Posted in Críticas (Estrenos) with tags , , , , , , , , , , , , on noviembre 9, 2017 by Gonzalo Contreras

LA QUIMERA DEL ORO

Perfeccionista en cada plano, en cada línea de guion meticulosamente escrita, Werner Herzog pasó a la historia del celuloide, además de por un buen puñado de joyas cinematográficas, por su fama de llevar hasta límites casi neuróticos los rodajes que llevaban su sello de autor. Quizá el más famoso (junto a Fitzcarraldo, también marcado por la aparatosidad y los contratiempos) y el que mejor resume sus inquietudes más personales sea Aguirre, la cólera de Dios, versión libre de las aventuras del conquistador Lope de Aguirre por tierras amazónicas en busca de la legendaria tierra de El Dorado y su posterior declive, físico y mental, debido a las condiciones de tan peliagudo entorno. Ambición, desesperación y decadencia, conjuntadas en torno al fascinante onirismo del cineasta y a la mirada furiosa de Klaus Kinski, en continuo estado de enajenación mental, daban como resultado una de sus propuestas más fascinantes y alucinógenas, así como uno de los viajes más certeros al corazón de las tinieblas que el cine haya contemplado jamás.

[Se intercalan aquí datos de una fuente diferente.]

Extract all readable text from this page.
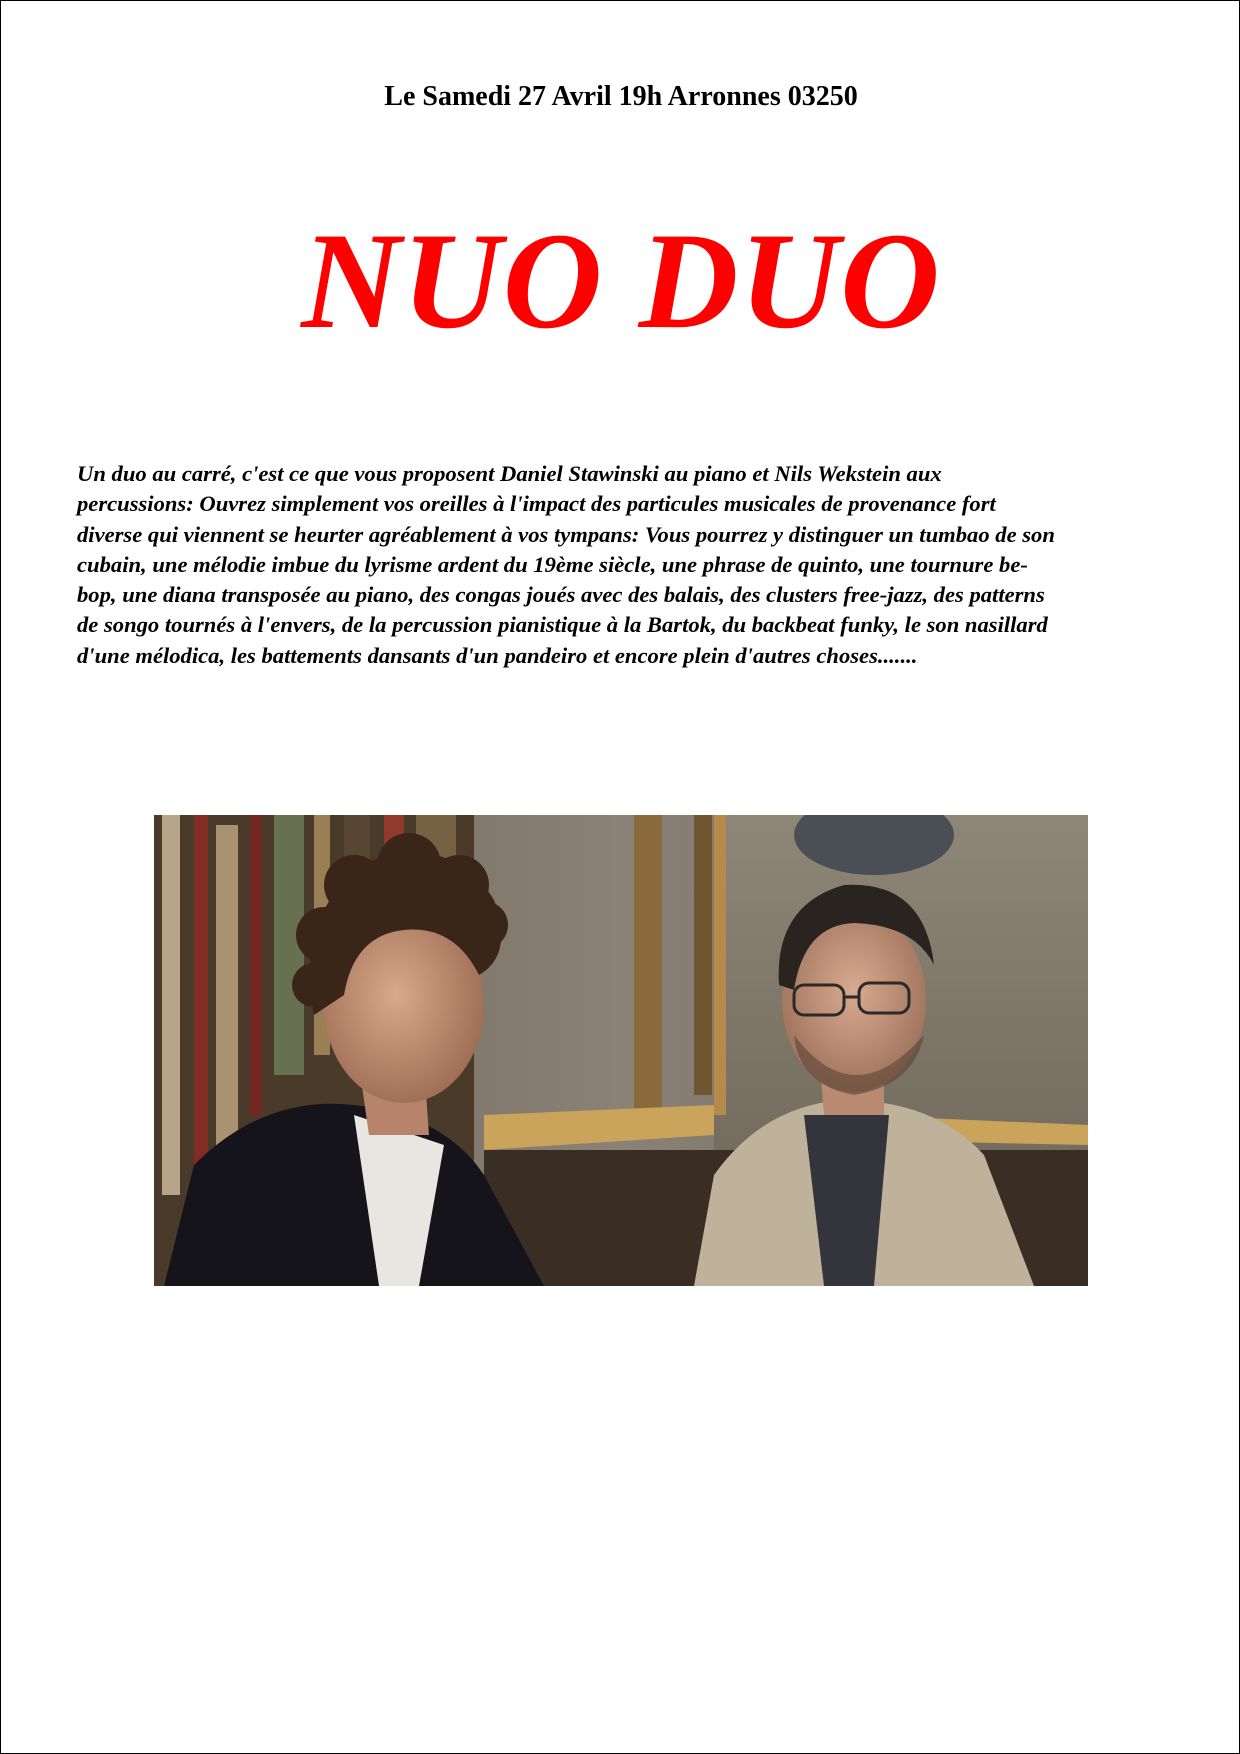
Le Samedi 27 Avril 19h Arronnes 03250
NUO DUO
Un duo au carré, c'est ce que vous proposent Daniel Stawinski au piano et Nils Wekstein aux
percussions: Ouvrez simplement vos oreilles à l'impact des particules musicales de provenance fort
diverse qui viennent se heurter agréablement à vos tympans: Vous pourrez y distinguer un tumbao de son
cubain, une mélodie imbue du lyrisme ardent du 19ème siècle, une phrase de quinto, une tournure be-
bop, une diana transposée au piano, des congas joués avec des balais, des clusters free-jazz, des patterns
de songo tournés à l'envers, de la percussion pianistique à la Bartok, du backbeat funky, le son nasillard
d'une mélodica, les battements dansants d'un pandeiro et encore plein d'autres choses.......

ORO, último trabajo de Agustín Díaz Yanes después de nueve años sin ponerse detrás de las cámaras, recoge el guante mostrando una ampliación de las tesis ya expuestas por Herzog en su obra maestra. Eso sí, exhibiendo una especial predilección por los acordes del mejor western y la suciedad impresa en el cine del Peckinpah más amargo y derrotista. Descripción detallada de una de tantas expediciones españolas planteadas por España en busca de ciudades bañadas en oro en territorios del Nuevo Mundo, la película materializa con brillantez el ansia de los conquistadores por la gloria y la fortuna, sus anhelos y recuerdos abandonados en tierras ibéricas, el papel de una Iglesia incapaz de soltar el nombre de Dios de su boca y los infortunios acaecidos en unos parajes inhóspitos dominados por indígenas y criaturas desconocidas por el hombre.

La ira, el desarraigo y la codicia poco a poco se adueñan de la pantalla, las traiciones entre los exploradores, bajo el mando de un excelente José Coronado y con la presencia de la siempre impecable Bárbara Lennie, surgen sin necesidad de conspiraciones previas y la naturaleza, húmeda, indómita y abrasiva, se acaba convirtiendo en un personaje más, engullendo la poca humanidad que habita en sus malogrados protagonistas. Como ya ocurriera en Los últimos de Filipinas, lo mejor de esta magnífica y, a ratos, claustrofóbica epopeya, dirigida con la pasión característica de Yanes (a partir de un relato inédito del escritor Arturo Pérez-Reverte), reside en las lecturas desmitificadoras y sociales que atañen a este grupo de hombres, sin títulos nobiliarios ni riquezas, destinados allí por las altas esferas y abandonados a su suerte. Unos pobres diablos deseosos de una vida mejor que encontraron, en las antípodas del mundo, su propia autodestrucción. Y todo por una quimera.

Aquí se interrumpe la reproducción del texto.